Уже не раз Евгению Захаровичу приходило на ум, что главным стимулом к возобновлению пройденных тем является тот самый нулевой результат. Именно в нем нуждались спорящие, ибо менять себя они вовсе не собирались. Редкий человек доволен своей судьбой, но редкий человек недоволен самим собой, и результат «пшика» крайне выгоден, позволяя затевать все заново, не истребляя детского любопытства к тайнам, которые не хочется познавать. Не доедая, люди оставались вечно голодными, и их не очень беспокоило, что голод исподволь подводит кое-кого к настоящей дистрофии. Мир дистрофиков может и не ощущать собственной неполноценности.

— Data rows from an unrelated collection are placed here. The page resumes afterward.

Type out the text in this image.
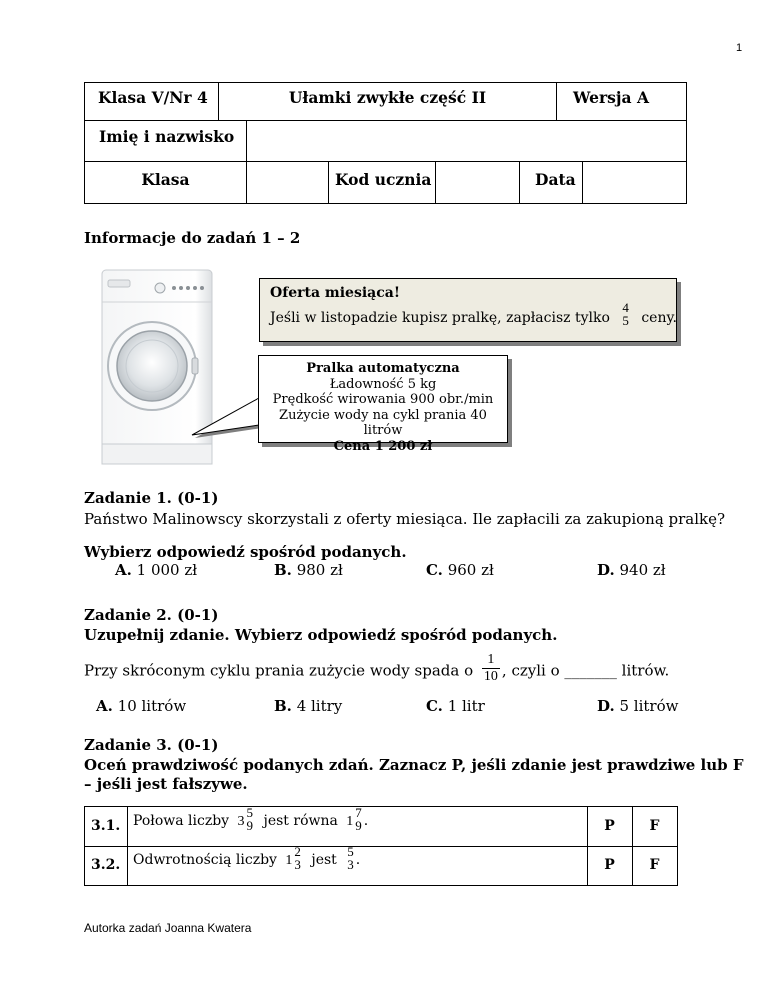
1
Klasa V/Nr 4	Ułamki zwykłe część II	Wersja A
Imię i nazwisko
Klasa	Kod ucznia	Data
Informacje do zadań 1 – 2
Oferta miesiąca!
Jeśli w listopadzie kupisz pralkę, zapłacisz tylko
4
5 ceny.
Pralka automatyczna
Ładowność 5 kg
Prędkość wirowania 900 obr./min
Zużycie wody na cykl prania 40 litrów
Cena 1 200 zł
Zadanie 1. (0-1)
Państwo Malinowscy skorzystali z oferty miesiąca. Ile zapłacili za zakupioną pralkę?
Wybierz odpowiedź spośród podanych.
A. 1 000 zł	B. 980 zł	C. 960 zł	D. 940 zł
Zadanie 2. (0-1)
Uzupełnij zdanie. Wybierz odpowiedź spośród podanych.
Przy skróconym cyklu prania zużycie wody spada o $\frac{1}{10}$ , czyli o _______ litrów.
A. 10 litrów	B. 4 litry	C. 1 litr	D. 5 litrów
Zadanie 3. (0-1)
Oceń prawdziwość podanych zdań. Zaznacz P, jeśli zdanie jest prawdziwe lub F
– jeśli jest fałszywe.
3.1. Połowa liczby 3
5
9 jest równa 1
7
9 .	P	F
3.2. Odwrotnością liczby 1
2
3 jest
5
3 .	P	F
Autorka zadań Joanna Kwatera
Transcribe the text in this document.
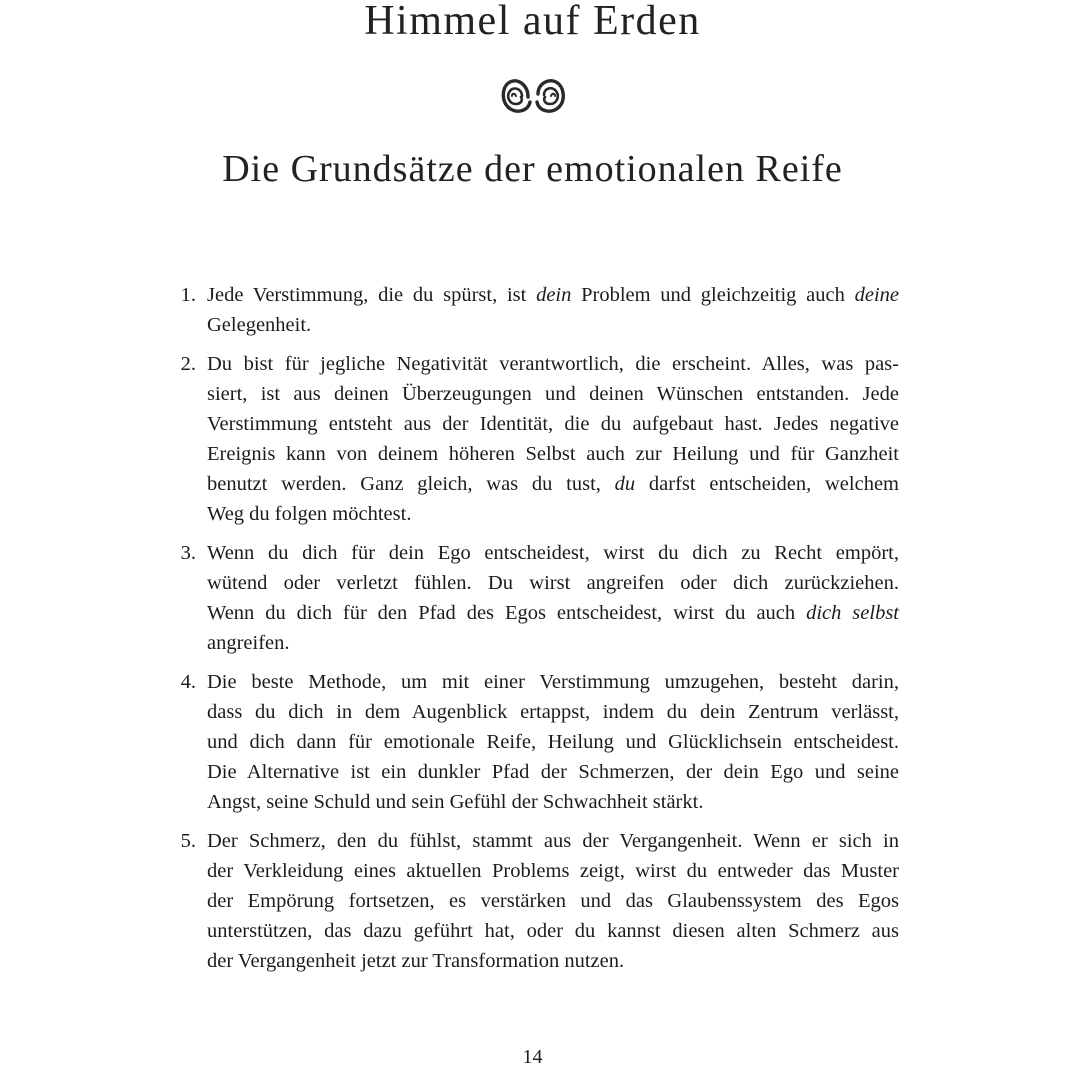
Himmel auf Erden
Die Grundsätze der emotionalen Reife
1. Jede Verstimmung, die du spürst, ist dein Problem und gleichzeitig auch deine
Gelegenheit.
2. Du bist für jegliche Negativität verantwortlich, die erscheint. Alles, was pas-
siert, ist aus deinen Überzeugungen und deinen Wünschen entstanden. Jede
Verstimmung entsteht aus der Identität, die du aufgebaut hast. Jedes negative
Ereignis kann von deinem höheren Selbst auch zur Heilung und für Ganzheit
benutzt werden. Ganz gleich, was du tust, du darfst entscheiden, welchem
Weg du folgen möchtest.
3. Wenn du dich für dein Ego entscheidest, wirst du dich zu Recht empört,
wütend oder verletzt fühlen. Du wirst angreifen oder dich zurückziehen.
Wenn du dich für den Pfad des Egos entscheidest, wirst du auch dich selbst
angreifen.
4. Die beste Methode, um mit einer Verstimmung umzugehen, besteht darin,
dass du dich in dem Augenblick ertappst, indem du dein Zentrum verlässt,
und dich dann für emotionale Reife, Heilung und Glücklichsein entscheidest.
Die Alternative ist ein dunkler Pfad der Schmerzen, der dein Ego und seine
Angst, seine Schuld und sein Gefühl der Schwachheit stärkt.
5. Der Schmerz, den du fühlst, stammt aus der Vergangenheit. Wenn er sich in
der Verkleidung eines aktuellen Problems zeigt, wirst du entweder das Muster
der Empörung fortsetzen, es verstärken und das Glaubenssystem des Egos
unterstützen, das dazu geführt hat, oder du kannst diesen alten Schmerz aus
der Vergangenheit jetzt zur Transformation nutzen.
14
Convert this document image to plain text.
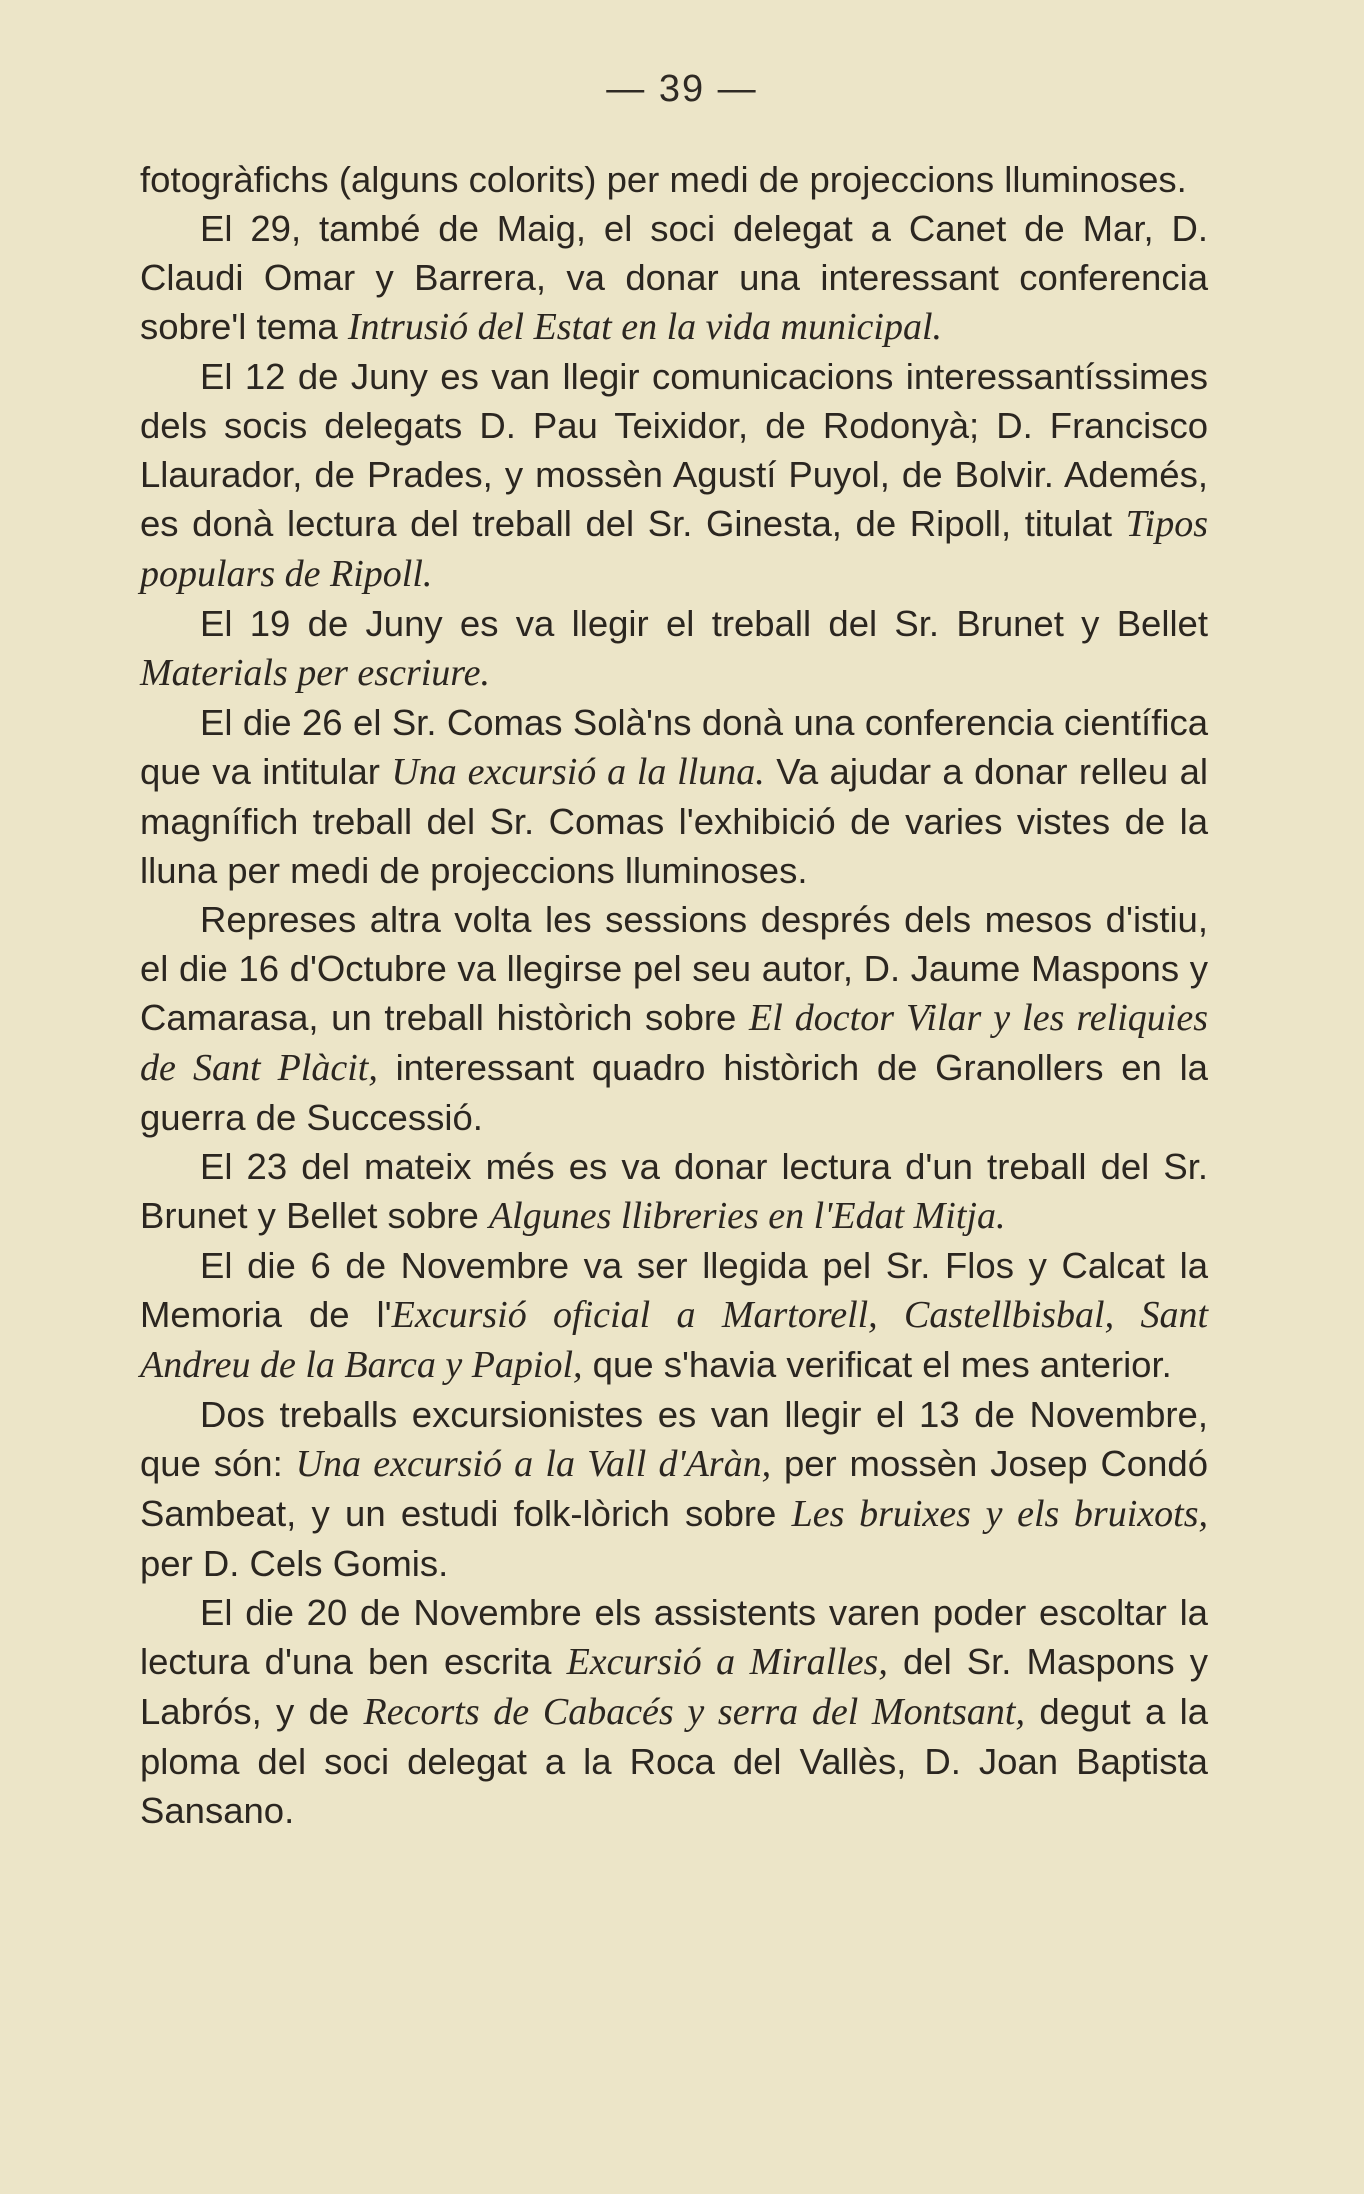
— 39 —

fotogràfichs (alguns colorits) per medi de projeccions lluminoses.

El 29, també de Maig, el soci delegat a Canet de Mar, D. Claudi Omar y Barrera, va donar una interessant conferencia sobre'l tema Intrusió del Estat en la vida municipal.

El 12 de Juny es van llegir comunicacions interessantíssimes dels socis delegats D. Pau Teixidor, de Rodonyà; D. Francisco Llaurador, de Prades, y mossèn Agustí Puyol, de Bolvir. Ademés, es donà lectura del treball del Sr. Ginesta, de Ripoll, titulat Tipos populars de Ripoll.

El 19 de Juny es va llegir el treball del Sr. Brunet y Bellet Materials per escriure.

El die 26 el Sr. Comas Solà'ns donà una conferencia científica que va intitular Una excursió a la lluna. Va ajudar a donar relleu al magnífich treball del Sr. Comas l'exhibició de varies vistes de la lluna per medi de projeccions lluminoses.

Represes altra volta les sessions després dels mesos d'istiu, el die 16 d'Octubre va llegirse pel seu autor, D. Jaume Maspons y Camarasa, un treball històrich sobre El doctor Vilar y les reliquies de Sant Plàcit, interessant quadro històrich de Granollers en la guerra de Successió.

El 23 del mateix més es va donar lectura d'un treball del Sr. Brunet y Bellet sobre Algunes llibreries en l'Edat Mitja.

El die 6 de Novembre va ser llegida pel Sr. Flos y Calcat la Memoria de l'Excursió oficial a Martorell, Castellbisbal, Sant Andreu de la Barca y Papiol, que s'havia verificat el mes anterior.

Dos treballs excursionistes es van llegir el 13 de Novembre, que són: Una excursió a la Vall d'Aràn, per mossèn Josep Condó Sambeat, y un estudi folk-lòrich sobre Les bruixes y els bruixots, per D. Cels Gomis.

El die 20 de Novembre els assistents varen poder escoltar la lectura d'una ben escrita Excursió a Miralles, del Sr. Maspons y Labrós, y de Recorts de Cabacés y serra del Montsant, degut a la ploma del soci delegat a la Roca del Vallès, D. Joan Baptista Sansano.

Здоровье, как и другие вещи, — понятие относительное, и мир вправе считать себя здоровым, потому что заблуждение — это тоже один из признаков здоровья.

Оглядевшись, Евгений Захарович неожиданно подумал, что он по-прежнему, как в далеком детстве, боится этой жизни, рассматривая ее с некого безопасного расстояния, но не изнутри, принимая наличие в ней своего тела за чудовищную ошибку. В этом большом загадочном мире он существовал на положении диверсанта, мастерски подражая окружающим, играя по правилам, которые представлялись ему стопроцентно чужими. Он подчинялся общепринятым канонам, как подчиняется ребенок, которого заставляют глотать и глотать невкусную пищу. В свои неполные тридцать лет он чувствовал себя объевшимся. Более того, его мутило. Может, оттого и приходила столь быстро ежедневная усталость. Иногда прямо с утра, тотчас по пробуждению…

Лениво приподняв ладонь, Евгений Захарович хлопнул себя по колену и, конечно, промазал. Зудливо насмешничая, комар отлетел в сторону, спиралью понесся вверх, спеша поделиться с коллегами пережитыми ощущениями. Провожая его глазами, Евгений Захарович улыбался улыбкой кота Леопольда. Мультфильм этот ему не нравился, но затюканного всеми кота он в чем-то понимал.

Скверик вдохнул в него силы. Вернувшись на работу, он взглянул на проспект почти весело.

— И никто-то тебя, брат, не прочтет и не перелистает. Недоношенный ты мой… — он погладил пухлую папку и отодвинул от себя подальше.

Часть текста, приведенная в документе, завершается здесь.